Pour les problèmes d’inconfort liés au bruit et à la vue, la société propose le Buzzitripl Home, sorte de paravent acoustique (triptyque pliable en "U") à déposer sur la table et qui permet de s’isoler un peu. Le modèle bas (H.55 x L.80 x sides 40) revient à 199 euros HTVA.
Aux clients qui ont besoin d’aménagements plus complets, "nous proposons un ensemble comprenant un siège, un bureau et quelques rangements fonctionnels" à des budgets qui varient évidemment en fonction des demandes.
Projets neufs adaptés à la nouvelle donne
«Nous l’avons clairement remarqué depuis plusieurs mois, et la tendance se confirme chez les futurs acquéreurs. On reçoit beaucoup de questions dans ce sens, que ce soit pour de nouvelles constructions ou pour les biens existants», rapporte Raphaël Mathieu, CEO de We Invest.
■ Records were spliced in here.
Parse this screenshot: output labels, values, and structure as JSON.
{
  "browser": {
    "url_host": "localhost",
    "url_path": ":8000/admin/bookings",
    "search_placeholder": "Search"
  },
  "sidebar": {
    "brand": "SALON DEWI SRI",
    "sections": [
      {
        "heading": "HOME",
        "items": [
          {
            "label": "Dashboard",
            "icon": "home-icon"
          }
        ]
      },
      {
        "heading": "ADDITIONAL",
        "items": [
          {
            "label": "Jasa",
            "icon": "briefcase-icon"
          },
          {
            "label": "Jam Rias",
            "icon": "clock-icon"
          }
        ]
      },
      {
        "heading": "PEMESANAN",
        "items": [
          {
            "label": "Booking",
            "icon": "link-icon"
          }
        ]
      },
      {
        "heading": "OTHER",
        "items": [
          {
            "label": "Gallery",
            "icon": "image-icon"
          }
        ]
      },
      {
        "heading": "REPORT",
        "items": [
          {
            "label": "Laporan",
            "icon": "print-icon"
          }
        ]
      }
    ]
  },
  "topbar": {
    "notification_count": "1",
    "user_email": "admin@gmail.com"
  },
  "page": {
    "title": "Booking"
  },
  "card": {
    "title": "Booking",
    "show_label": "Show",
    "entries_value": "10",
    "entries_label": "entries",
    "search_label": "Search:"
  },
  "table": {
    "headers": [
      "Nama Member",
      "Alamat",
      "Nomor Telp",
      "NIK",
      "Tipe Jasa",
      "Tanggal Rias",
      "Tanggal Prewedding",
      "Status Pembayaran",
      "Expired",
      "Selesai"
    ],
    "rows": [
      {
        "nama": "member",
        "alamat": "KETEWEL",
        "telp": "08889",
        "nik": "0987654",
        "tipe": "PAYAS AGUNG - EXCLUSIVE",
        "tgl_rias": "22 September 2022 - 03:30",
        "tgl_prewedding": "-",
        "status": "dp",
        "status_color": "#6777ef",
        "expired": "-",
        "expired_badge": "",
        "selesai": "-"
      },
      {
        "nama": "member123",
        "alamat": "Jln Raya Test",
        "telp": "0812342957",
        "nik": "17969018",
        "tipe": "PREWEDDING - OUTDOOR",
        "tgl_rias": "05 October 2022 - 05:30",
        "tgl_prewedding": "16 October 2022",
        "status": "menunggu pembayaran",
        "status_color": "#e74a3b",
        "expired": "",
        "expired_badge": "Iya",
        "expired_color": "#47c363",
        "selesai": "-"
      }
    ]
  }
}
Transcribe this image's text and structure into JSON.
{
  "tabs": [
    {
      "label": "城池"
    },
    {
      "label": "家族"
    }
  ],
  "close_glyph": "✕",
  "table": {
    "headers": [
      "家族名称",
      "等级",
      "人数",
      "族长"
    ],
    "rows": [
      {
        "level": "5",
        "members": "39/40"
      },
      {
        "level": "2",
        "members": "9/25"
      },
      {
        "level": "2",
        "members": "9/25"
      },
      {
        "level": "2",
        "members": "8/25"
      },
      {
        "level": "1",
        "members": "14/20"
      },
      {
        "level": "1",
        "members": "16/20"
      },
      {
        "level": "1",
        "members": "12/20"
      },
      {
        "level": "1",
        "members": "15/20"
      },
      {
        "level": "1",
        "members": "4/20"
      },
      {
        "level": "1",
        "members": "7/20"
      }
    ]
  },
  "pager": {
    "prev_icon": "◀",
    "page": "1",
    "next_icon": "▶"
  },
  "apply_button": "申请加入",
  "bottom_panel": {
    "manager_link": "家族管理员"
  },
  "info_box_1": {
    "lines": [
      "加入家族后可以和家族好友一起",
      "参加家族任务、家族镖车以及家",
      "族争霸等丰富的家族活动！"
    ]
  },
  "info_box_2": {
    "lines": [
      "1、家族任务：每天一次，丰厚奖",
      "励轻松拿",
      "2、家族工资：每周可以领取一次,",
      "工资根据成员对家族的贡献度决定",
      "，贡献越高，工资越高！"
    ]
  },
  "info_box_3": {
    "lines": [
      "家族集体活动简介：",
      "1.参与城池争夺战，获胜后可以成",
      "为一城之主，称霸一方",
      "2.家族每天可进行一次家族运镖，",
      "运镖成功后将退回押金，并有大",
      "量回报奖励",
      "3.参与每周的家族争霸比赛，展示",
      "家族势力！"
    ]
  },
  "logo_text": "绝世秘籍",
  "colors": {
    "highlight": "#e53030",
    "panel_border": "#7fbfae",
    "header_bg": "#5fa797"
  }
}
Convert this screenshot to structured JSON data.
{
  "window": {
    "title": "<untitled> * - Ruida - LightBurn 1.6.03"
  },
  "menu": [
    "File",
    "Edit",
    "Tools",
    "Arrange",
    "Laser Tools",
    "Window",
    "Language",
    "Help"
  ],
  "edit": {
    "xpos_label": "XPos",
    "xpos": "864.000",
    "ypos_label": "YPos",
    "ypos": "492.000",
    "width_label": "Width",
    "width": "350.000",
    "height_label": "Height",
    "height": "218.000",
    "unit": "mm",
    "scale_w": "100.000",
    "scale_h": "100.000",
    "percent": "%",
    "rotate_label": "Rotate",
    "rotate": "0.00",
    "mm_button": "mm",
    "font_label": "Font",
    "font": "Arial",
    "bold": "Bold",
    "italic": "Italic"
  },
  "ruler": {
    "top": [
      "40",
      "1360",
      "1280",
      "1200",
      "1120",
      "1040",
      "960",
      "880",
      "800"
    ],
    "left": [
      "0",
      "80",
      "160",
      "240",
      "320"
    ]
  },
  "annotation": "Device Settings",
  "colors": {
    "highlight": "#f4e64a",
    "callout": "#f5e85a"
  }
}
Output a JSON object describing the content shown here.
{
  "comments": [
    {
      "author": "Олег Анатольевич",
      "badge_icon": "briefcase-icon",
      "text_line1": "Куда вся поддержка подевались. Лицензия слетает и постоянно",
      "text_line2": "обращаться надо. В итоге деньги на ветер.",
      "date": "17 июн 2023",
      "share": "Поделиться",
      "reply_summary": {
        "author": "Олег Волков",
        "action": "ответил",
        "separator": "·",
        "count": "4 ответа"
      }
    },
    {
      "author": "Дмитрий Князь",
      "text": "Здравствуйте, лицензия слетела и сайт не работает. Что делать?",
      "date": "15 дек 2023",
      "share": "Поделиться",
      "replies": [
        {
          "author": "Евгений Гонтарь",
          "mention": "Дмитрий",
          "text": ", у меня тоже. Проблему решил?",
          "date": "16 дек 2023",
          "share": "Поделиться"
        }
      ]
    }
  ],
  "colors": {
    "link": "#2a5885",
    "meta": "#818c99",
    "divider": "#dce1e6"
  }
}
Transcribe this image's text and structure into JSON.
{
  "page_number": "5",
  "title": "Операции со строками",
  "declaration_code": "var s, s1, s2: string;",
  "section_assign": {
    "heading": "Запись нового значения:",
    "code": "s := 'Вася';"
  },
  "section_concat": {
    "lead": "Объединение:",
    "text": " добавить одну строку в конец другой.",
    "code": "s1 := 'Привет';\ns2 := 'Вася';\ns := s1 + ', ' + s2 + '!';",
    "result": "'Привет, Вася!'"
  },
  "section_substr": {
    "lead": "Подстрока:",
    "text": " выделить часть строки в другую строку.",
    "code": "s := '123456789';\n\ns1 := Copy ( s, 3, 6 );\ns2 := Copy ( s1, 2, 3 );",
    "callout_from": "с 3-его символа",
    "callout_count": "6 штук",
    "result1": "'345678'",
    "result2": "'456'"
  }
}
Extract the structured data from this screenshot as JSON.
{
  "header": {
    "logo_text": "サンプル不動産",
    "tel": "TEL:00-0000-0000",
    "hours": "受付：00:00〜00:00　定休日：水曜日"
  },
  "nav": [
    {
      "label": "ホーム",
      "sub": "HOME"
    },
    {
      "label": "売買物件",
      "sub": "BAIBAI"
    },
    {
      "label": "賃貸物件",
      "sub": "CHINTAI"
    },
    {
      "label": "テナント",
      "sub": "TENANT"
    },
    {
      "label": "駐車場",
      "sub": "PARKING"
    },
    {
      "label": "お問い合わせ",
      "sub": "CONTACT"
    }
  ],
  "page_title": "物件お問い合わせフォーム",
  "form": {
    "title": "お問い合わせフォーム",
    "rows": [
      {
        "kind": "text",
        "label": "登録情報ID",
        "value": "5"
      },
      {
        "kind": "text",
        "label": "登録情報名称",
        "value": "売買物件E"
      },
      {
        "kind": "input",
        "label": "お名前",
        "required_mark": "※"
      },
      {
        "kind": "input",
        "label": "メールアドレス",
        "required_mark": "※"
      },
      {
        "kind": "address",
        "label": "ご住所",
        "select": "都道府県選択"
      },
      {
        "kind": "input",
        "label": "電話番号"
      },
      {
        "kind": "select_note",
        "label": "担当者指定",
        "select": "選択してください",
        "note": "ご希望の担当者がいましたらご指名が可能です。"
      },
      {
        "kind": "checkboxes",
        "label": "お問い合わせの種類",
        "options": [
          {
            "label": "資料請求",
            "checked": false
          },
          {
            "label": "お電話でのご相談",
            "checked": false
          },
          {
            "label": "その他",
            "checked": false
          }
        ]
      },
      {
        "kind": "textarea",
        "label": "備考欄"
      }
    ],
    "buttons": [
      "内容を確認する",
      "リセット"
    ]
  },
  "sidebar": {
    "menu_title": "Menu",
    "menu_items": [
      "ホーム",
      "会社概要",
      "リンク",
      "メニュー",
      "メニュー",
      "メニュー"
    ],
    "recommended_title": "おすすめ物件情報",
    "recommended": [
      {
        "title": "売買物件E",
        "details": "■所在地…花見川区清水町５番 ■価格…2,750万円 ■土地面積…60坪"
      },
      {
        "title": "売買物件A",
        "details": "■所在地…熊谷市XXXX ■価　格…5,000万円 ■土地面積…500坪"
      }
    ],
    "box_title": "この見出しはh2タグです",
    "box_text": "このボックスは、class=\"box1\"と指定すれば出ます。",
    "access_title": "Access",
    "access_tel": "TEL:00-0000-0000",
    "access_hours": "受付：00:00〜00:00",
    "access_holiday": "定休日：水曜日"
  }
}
«La tendance, déjà observée lors du premier confinement, s’affirme. Ceux qui disposaient d’un espace non utilisé le transforment en bureau ou en lieu pour s’isoler au calme et passer des appels. À l’avenir, le bureau sera un élément intégré dans les projets neufs dès leur conception», pronostique-t-on chez Latour & Petit.
En quelques mois, les promoteurs ont effectivement été contraints, eux aussi, de changer radicalement de stratégie pour s’adapter à cette nouvelle demande. Aujourd’hui, on n’imagine plus de construire un immeuble sans terrasse ni bureau», résume Emmanuel Deboulle, caricaturant à peine la situation.
Consulté récemment par un important promoteur immobilier, Tanguy van der Straten, responsable de l’analyse et du développement du neuf chez L&P, déclare effectivement avoir suggéré de prévoir des bureaux pour améliorer l’habitabilité du projet et faciliter sa commercialisation.
«Pour les projets sur lesquels nous sommes consultés, nous recommandons désormais aux promoteurs d’augmenter de 20% le nombre d’appartements “1 chambre + bureau”. Dans le même esprit, nous conseillons de concevoir des espaces plus diversifiés. À savoir plutôt que des “2 chambres” ou des “3 chambres” comme cela se fait encore souvent, de proposer des “2 chambres + bureau” pour satisfaire la clientèle», conclut Eric Verlinden.
Deux hypothèses
1. Le salarié reçoit des indemnités forfaitaires de son employeur pour couvrir les frais de chauffage, du petit matériel de bureau, l’utilisation de son propre PC et sa connexion internet privée, etc. "Dans ce cas, le salarié ne peut évidemment pas, par ailleurs, déduire de frais professionnels puisqu’il y aurait 'double emploi'", explique l'avocat Nicolas Tancredi (Younity).
2. Ces frais ne sont pas compensés d’une manière ou d’une autre par l’employeur. "Dans ce cas, à chacun de faire son calcul. Il faut additionner l’ensemble des frais (y compris les assurances, le précompte immobilier, la taxe sur les immondices...) et calculer vous-même le pourcentage d’utilisation professionnelle de ceux-ci. Concrètement, si le bureau occupe 10% de la superficie totale de l’habitation, vous pourrez déduire des frais professionnels au prorata de 10%", détaille Me Tancredi.
Si l’employeur accorde uniquement une indemnité forfaitaire pour l’usage professionnel de l’internet privé (20 euros/mois), par exemple, le travailleur peut faire l’exercice pour tous les autres frais.